The front end of the credit curve saw the only net client buying with 0-1yr paper seeing $2.7 billion in buying.  The 3-7yr and 1-3yr part of the curve dominated the selling with over $8.4 billion; 3-7yr ($4.4 billion) and 1-3yr ($4 billion). The Financial sector dominated net client selling in November with $3.2 billion, Energy $1.3 billion, Consumer Staples $1.2 billion, and Communications $1.1 billion. All sectors saw net client selling.

Looking at the markets from a ratings perspective Baa1/Baa3 paper saw $3.9 billion of net client selling along with A1/A3 paper seeing $3.3 billion. Aa1/Aa3 paper saw net client selling of $1.7 billion and Aaa paper saw $356 million.

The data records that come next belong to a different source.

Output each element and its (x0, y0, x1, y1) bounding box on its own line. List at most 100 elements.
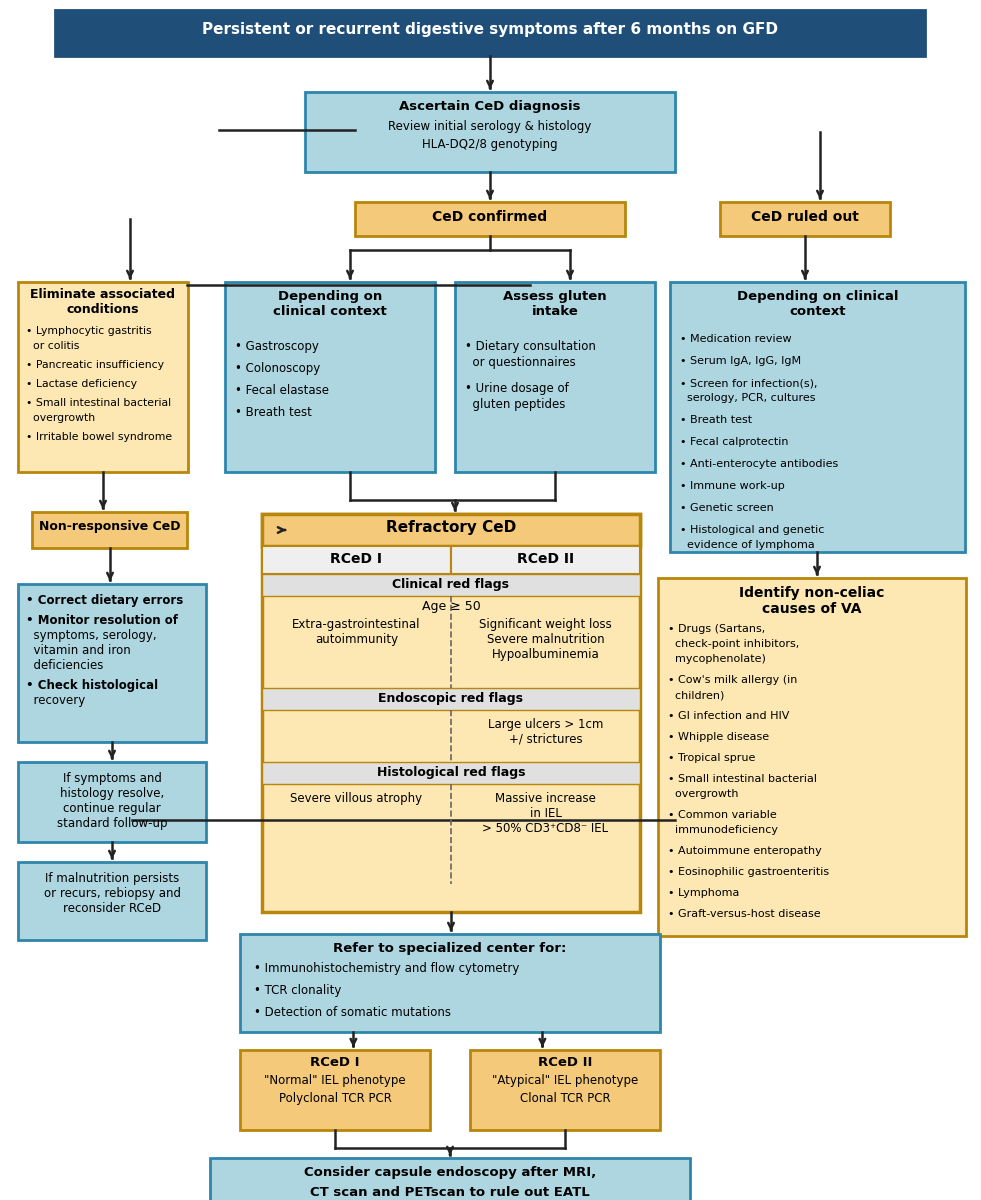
Text: Refractory CeD: Refractory CeD (386, 520, 516, 535)
Text: gluten peptides: gluten peptides (465, 398, 565, 410)
Text: immunodeficiency: immunodeficiency (668, 826, 778, 835)
Text: • Detection of somatic mutations: • Detection of somatic mutations (254, 1006, 451, 1019)
Text: • Lymphoma: • Lymphoma (668, 888, 740, 898)
Text: Depending on
clinical context: Depending on clinical context (273, 290, 387, 318)
Text: • Immunohistochemistry and flow cytometry: • Immunohistochemistry and flow cytometr… (254, 962, 519, 974)
Bar (18, 584, 206, 742)
Text: CeD ruled out: CeD ruled out (751, 210, 859, 224)
Text: • Irritable bowel syndrome: • Irritable bowel syndrome (26, 432, 172, 442)
Text: • Monitor resolution of: • Monitor resolution of (26, 614, 178, 626)
Text: • Small intestinal bacterial: • Small intestinal bacterial (26, 398, 171, 408)
Bar (210, 1158, 690, 1200)
Text: symptoms, serology,: symptoms, serology, (26, 629, 157, 642)
Text: check-point inhibitors,: check-point inhibitors, (668, 638, 800, 649)
Bar (240, 1050, 430, 1130)
Text: Clinical red flags: Clinical red flags (392, 578, 509, 590)
Bar (262, 762, 640, 784)
Text: • Anti-enterocyte antibodies: • Anti-enterocyte antibodies (680, 458, 838, 469)
Text: RCeD II: RCeD II (538, 1056, 593, 1069)
Bar (455, 282, 655, 472)
Text: • Correct dietary errors: • Correct dietary errors (26, 594, 183, 607)
Text: Histological red flags: Histological red flags (377, 766, 525, 779)
Bar (262, 514, 640, 546)
Text: • Breath test: • Breath test (235, 406, 312, 419)
Bar (262, 546, 451, 574)
Text: Polyclonal TCR PCR: Polyclonal TCR PCR (279, 1092, 391, 1105)
Bar (18, 862, 206, 940)
Text: • Check histological: • Check histological (26, 679, 158, 692)
Text: CeD confirmed: CeD confirmed (433, 210, 547, 224)
Text: Consider capsule endoscopy after MRI,: Consider capsule endoscopy after MRI, (304, 1166, 596, 1178)
Text: vitamin and iron: vitamin and iron (26, 644, 130, 658)
Bar (670, 282, 965, 552)
Text: RCeD II: RCeD II (517, 552, 574, 566)
Text: • Graft-versus-host disease: • Graft-versus-host disease (668, 910, 821, 919)
Text: • Drugs (Sartans,: • Drugs (Sartans, (668, 624, 765, 634)
Bar (225, 282, 435, 472)
Text: serology, PCR, cultures: serology, PCR, cultures (680, 392, 815, 403)
Text: If malnutrition persists
or recurs, rebiopsy and
reconsider RCeD: If malnutrition persists or recurs, rebi… (43, 872, 181, 914)
Text: • Fecal calprotectin: • Fecal calprotectin (680, 437, 789, 446)
Text: • Genetic screen: • Genetic screen (680, 503, 774, 514)
Bar (262, 574, 640, 596)
Text: • Breath test: • Breath test (680, 415, 752, 425)
Bar (262, 688, 640, 710)
Text: • Autoimmune enteropathy: • Autoimmune enteropathy (668, 846, 822, 856)
Text: Review initial serology & histology: Review initial serology & histology (388, 120, 592, 133)
Text: Endoscopic red flags: Endoscopic red flags (379, 692, 524, 704)
Text: Depending on clinical
context: Depending on clinical context (737, 290, 899, 318)
Text: RCeD I: RCeD I (310, 1056, 360, 1069)
Text: Ascertain CeD diagnosis: Ascertain CeD diagnosis (399, 100, 581, 113)
Text: overgrowth: overgrowth (26, 413, 95, 422)
Bar (470, 1050, 660, 1130)
Text: • Tropical sprue: • Tropical sprue (668, 754, 755, 763)
Bar (355, 202, 625, 236)
Text: • Colonoscopy: • Colonoscopy (235, 362, 320, 374)
Text: • Dietary consultation: • Dietary consultation (465, 340, 595, 353)
Bar (55, 10, 925, 56)
Text: overgrowth: overgrowth (668, 790, 739, 799)
Text: recovery: recovery (26, 694, 85, 707)
Text: Massive increase
in IEL
> 50% CD3⁺CD8⁻ IEL: Massive increase in IEL > 50% CD3⁺CD8⁻ I… (483, 792, 608, 835)
Text: "Atypical" IEL phenotype: "Atypical" IEL phenotype (491, 1074, 638, 1087)
Text: deficiencies: deficiencies (26, 659, 103, 672)
Bar (32, 512, 187, 548)
Text: • Lymphocytic gastritis: • Lymphocytic gastritis (26, 326, 152, 336)
Text: • Fecal elastase: • Fecal elastase (235, 384, 329, 397)
Text: • Pancreatic insufficiency: • Pancreatic insufficiency (26, 360, 164, 370)
Text: or colitis: or colitis (26, 341, 79, 350)
Text: • Gastroscopy: • Gastroscopy (235, 340, 319, 353)
Text: "Normal" IEL phenotype: "Normal" IEL phenotype (264, 1074, 406, 1087)
Bar (240, 934, 660, 1032)
Text: Refer to specialized center for:: Refer to specialized center for: (334, 942, 567, 955)
Text: Significant weight loss
Severe malnutrition
Hypoalbuminemia: Significant weight loss Severe malnutrit… (479, 618, 612, 661)
Text: or questionnaires: or questionnaires (465, 356, 576, 370)
Text: Age ≥ 50: Age ≥ 50 (422, 600, 481, 613)
Text: Eliminate associated
conditions: Eliminate associated conditions (30, 288, 176, 316)
Text: RCeD I: RCeD I (331, 552, 383, 566)
Text: • Common variable: • Common variable (668, 810, 777, 820)
Text: • Eosinophilic gastroenteritis: • Eosinophilic gastroenteritis (668, 866, 829, 877)
Text: Assess gluten
intake: Assess gluten intake (503, 290, 607, 318)
Text: • Immune work-up: • Immune work-up (680, 481, 785, 491)
Text: Large ulcers > 1cm
+/ strictures: Large ulcers > 1cm +/ strictures (488, 718, 603, 746)
Text: • Small intestinal bacterial: • Small intestinal bacterial (668, 774, 817, 784)
Bar (262, 514, 640, 912)
Text: Clonal TCR PCR: Clonal TCR PCR (520, 1092, 610, 1105)
Text: • Medication review: • Medication review (680, 334, 792, 344)
Bar (451, 546, 640, 574)
Text: • Whipple disease: • Whipple disease (668, 732, 769, 742)
Bar (18, 282, 188, 472)
Text: • Urine dosage of: • Urine dosage of (465, 382, 569, 395)
Text: Identify non-celiac
causes of VA: Identify non-celiac causes of VA (740, 586, 885, 617)
Text: • TCR clonality: • TCR clonality (254, 984, 341, 997)
Text: • Cow's milk allergy (in: • Cow's milk allergy (in (668, 674, 798, 685)
Bar (658, 578, 966, 936)
Text: Persistent or recurrent digestive symptoms after 6 months on GFD: Persistent or recurrent digestive sympto… (202, 22, 778, 37)
Text: • Lactase deficiency: • Lactase deficiency (26, 379, 137, 389)
Text: • Serum IgA, IgG, IgM: • Serum IgA, IgG, IgM (680, 356, 801, 366)
Text: • Screen for infection(s),: • Screen for infection(s), (680, 378, 817, 388)
Text: • Histological and genetic: • Histological and genetic (680, 526, 824, 535)
Text: evidence of lymphoma: evidence of lymphoma (680, 540, 815, 550)
Bar (305, 92, 675, 172)
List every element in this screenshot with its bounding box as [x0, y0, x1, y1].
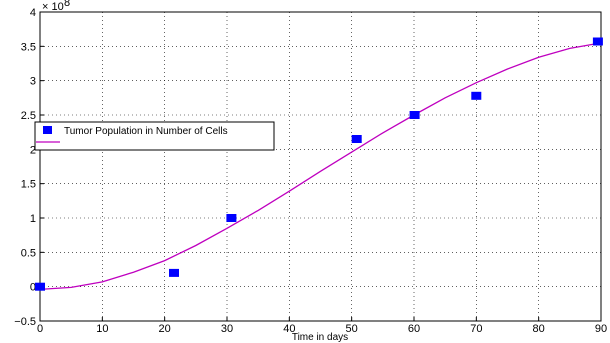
data-point-marker [226, 214, 237, 222]
x-tick-label: 50 [346, 323, 358, 335]
data-point-marker [351, 135, 362, 143]
x-tick-label: 60 [408, 323, 420, 335]
y-axis-ticks: −0.5 0 0.5 1 1.5 2 2.5 3 3.5 4 [14, 7, 44, 328]
x-tick-label: 10 [96, 323, 108, 335]
y-tick-label: 1.5 [21, 179, 36, 191]
legend-label: Tumor Population in Number of Cells [64, 126, 228, 137]
data-markers [35, 37, 603, 291]
y-tick-label: 0 [30, 282, 36, 294]
data-point-marker [471, 91, 482, 100]
y-tick-label: 4 [30, 7, 36, 19]
data-point-marker [592, 37, 603, 46]
y-tick-label: 2.5 [21, 110, 36, 122]
y-tick-label: 0.5 [21, 247, 36, 259]
y-scale-label: × 10 [42, 1, 64, 13]
fitted-curve-line [39, 42, 602, 291]
y-tick-label: 1 [30, 213, 36, 225]
x-axis-ticks: 0 10 20 30 40 50 60 70 80 90 [37, 317, 607, 335]
x-tick-label: 20 [159, 323, 171, 335]
data-point-marker [169, 268, 179, 277]
data-point-marker [35, 282, 45, 291]
y-tick-label: −0.5 [14, 316, 36, 328]
plot-area [39, 11, 602, 322]
x-tick-label: 70 [470, 323, 482, 335]
x-tick-label: 40 [283, 323, 295, 335]
x-tick-label: 90 [595, 323, 607, 335]
y-tick-label: 3 [30, 76, 36, 88]
grid-lines [40, 12, 601, 321]
data-point-marker [409, 111, 420, 119]
x-tick-label: 0 [37, 323, 43, 335]
x-tick-label: 30 [221, 323, 233, 335]
legend: Tumor Population in Number of Cells [34, 121, 275, 151]
y-tick-label: 3.5 [21, 41, 36, 53]
x-axis-label: Time in days [292, 332, 348, 343]
y-tick-label: 2 [30, 144, 36, 156]
legend-box [34, 121, 275, 151]
y-scale-exponent: 8 [64, 0, 70, 9]
x-tick-label: 80 [533, 323, 545, 335]
legend-marker-icon [43, 126, 52, 134]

See IG Credit Flow charts below for more information.

 

November 2022  IG Credit Flows by Sector

November 2022  IG Credit Maturity Flows

November 2022 IG Credit by Investment Grade Ratings

 

November’s new issue calendar heavily topped monthly expectations, while the U.S. Treasury curve rallied and further inverted with absolute yields lower, and we saw solid secondary trading flows that again lead to net client selling as spreads pushed tighter on the month.  The U.S. Treasury curve saw 2’s 10’s close inverted by 70 basis points and 2’s 30’s close inverted by 58 basis points. As we look to December and the end of the year, the Fed will meet December 14 with 50-basis point rate hike anticipated after Chair Powell’s most recent speech.  As we alluded to in our September credit piece, we did see some firm footing for the month of October as equity markets rallied and credit spreads pushed tighter as no Fed meeting in October allowed markets to breath and that carried over into November with lower yields, tighter spreads and a new issue calendar that topped expectations as the funding landscape improved in November.

We enter December with all eyes on the Fed’s next move, which is expected to be a slower U.S. rate hiking pace as signaled by Chair Powell, continued inflation and key economic data beginning with Friday’s Unemployment data.  December new issue projections are coming in at just $20 billion a very subdued end to 2022 and would be the lowest amount in the past 3 years.

Great job by the AmeriVet Securities team in November, as we were a Co-Manager on $2 billion 6NC5 Sustainability bond for Bank of America, $2.75 billion 11NC10 for Citigroup, $2 billion 11NC10 for Credit Suisse, $1.2 billion two-part deal for Thermo Fisher, $750 million 3NC2 for Bank of NY Mellon, $1.3 billion Ford Prime Auto Loan ABS deal, $400 million 10yr 1st MTG bond for Public Service Elec and Gas and $1 billion 2yr for Bank of Nova Scotia.

The AmeriVet Securities sales team continues to bring in large volumes of differentiated orders from Tier II and Tier III accounts on new issue deals.